When your job is a research job, it is easy to spend plenty of hours in the lab, and to work in international environments, far from your hometown, mainly developing friendships with other people involved in a research job, leading to multicultural communities where it is possible to share ideas, hypotheses and, even more simply, the genuine passion and amazement that move every researcher to pursue his studies despite all the frustrations which come as the other side of the medal.

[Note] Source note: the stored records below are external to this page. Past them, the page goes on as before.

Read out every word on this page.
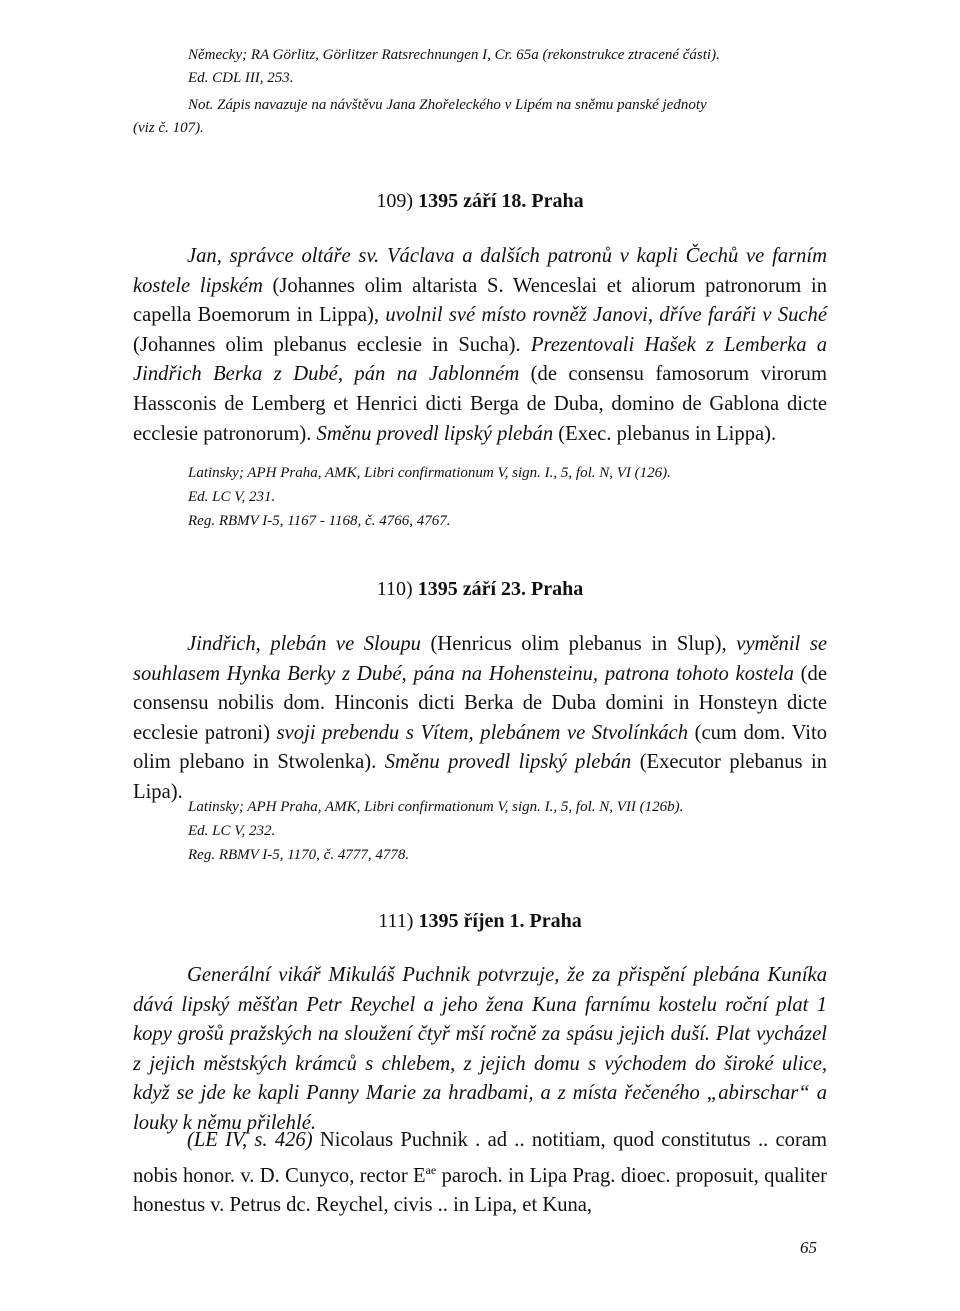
Německy; RA Görlitz, Görlitzer Ratsrechnungen I, Cr. 65a (rekonstrukce ztracené části).
Ed. CDL III, 253.
Not. Zápis navazuje na návštěvu Jana Zhořeleckého v Lipém na sněmu panské jednoty
(viz č. 107).
109) 1395 září 18. Praha
Jan, správce oltáře sv. Václava a dalších patronů v kapli Čechů ve farním kostele lipském (Johannes olim altarista S. Wenceslai et aliorum patronorum in capella Boemorum in Lippa), uvolnil své místo rovněž Janovi, dříve faráři v Suché (Johannes olim plebanus ecclesie in Sucha). Prezentovali Hašek z Lemberka a Jindřich Berka z Dubé, pán na Jablonném (de consensu famosorum virorum Hassconis de Lemberg et Henrici dicti Berga de Duba, domino de Gablona dicte ecclesie patronorum). Směnu provedl lipský plebán (Exec. plebanus in Lippa).
Latinsky; APH Praha, AMK, Libri confirmationum V, sign. I., 5, fol. N, VI (126).
Ed. LC V, 231.
Reg. RBMV I-5, 1167 - 1168, č. 4766, 4767.
110) 1395 září 23. Praha
Jindřich, plebán ve Sloupu (Henricus olim plebanus in Slup), vyměnil se souhlasem Hynka Berky z Dubé, pána na Hohensteinu, patrona tohoto kostela (de consensu nobilis dom. Hinconis dicti Berka de Duba domini in Honsteyn dicte ecclesie patroni) svoji prebendu s Vítem, plebánem ve Stvolínkách (cum dom. Vito olim plebano in Stwolenka). Směnu provedl lipský plebán (Executor plebanus in Lipa).
Latinsky; APH Praha, AMK, Libri confirmationum V, sign. I., 5, fol. N, VII (126b).
Ed. LC V, 232.
Reg. RBMV I-5, 1170, č. 4777, 4778.
111) 1395 říjen 1. Praha
Generální vikář Mikuláš Puchnik potvrzuje, že za přispění plebána Kuníka dává lipský měšťan Petr Reychel a jeho žena Kuna farnímu kostelu roční plat 1 kopy grošů pražských na sloužení čtyř mší ročně za spásu jejich duší. Plat vycházel z jejich městských krámců s chlebem, z jejich domu s východem do široké ulice, když se jde ke kapli Panny Marie za hradbami, a z místa řečeného „abirschar“ a louky k němu přilehlé.
(LE IV, s. 426) Nicolaus Puchnik . ad .. notitiam, quod constitutus .. coram nobis honor. v. D. Cunyco, rector $E^{ae}$ paroch. in Lipa Prag. dioec. proposuit, qualiter honestus v. Petrus dc. Reychel, civis .. in Lipa, et Kuna,
65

This looks like a beautiful scenario, but it leads to some crucial consequences that should be taken into account. For each honest researcher, every step of investigation, independently on the research field, is governed by the rule of the scientific method, and every advance, from a single experiment that works, to the rare and great discoveries that allow the big jumps in our knowledge, is welcomed with curiosity, optimism and enthusiasm, and with the pride to be, even if as a little drop in the ocean, part of the ‘team’. But what is missing?
For an ‘insider’, it is crystal clear that science tries to explain natural phenomena, and to apply the current knowledge to ameliorate technologies and life style, and that every theory is just the starting point to push forward the scientific progress. But, despite all this, especially in the high-tech and wealthy western societies, we are facing a symptomatic and anachronistic ‘war’ against the scientific discoveries, and we assist to the rise of movements which, if at the beginning could be considered just as funny or pathetic, are now having an impact on the society itself. Just to make an example, we can consider the anti-vaccination group: there is no scientific reason to follow this theories; still, we are assisting to the representations of former eradicated pathologies, and the consequences of that are there for all to see.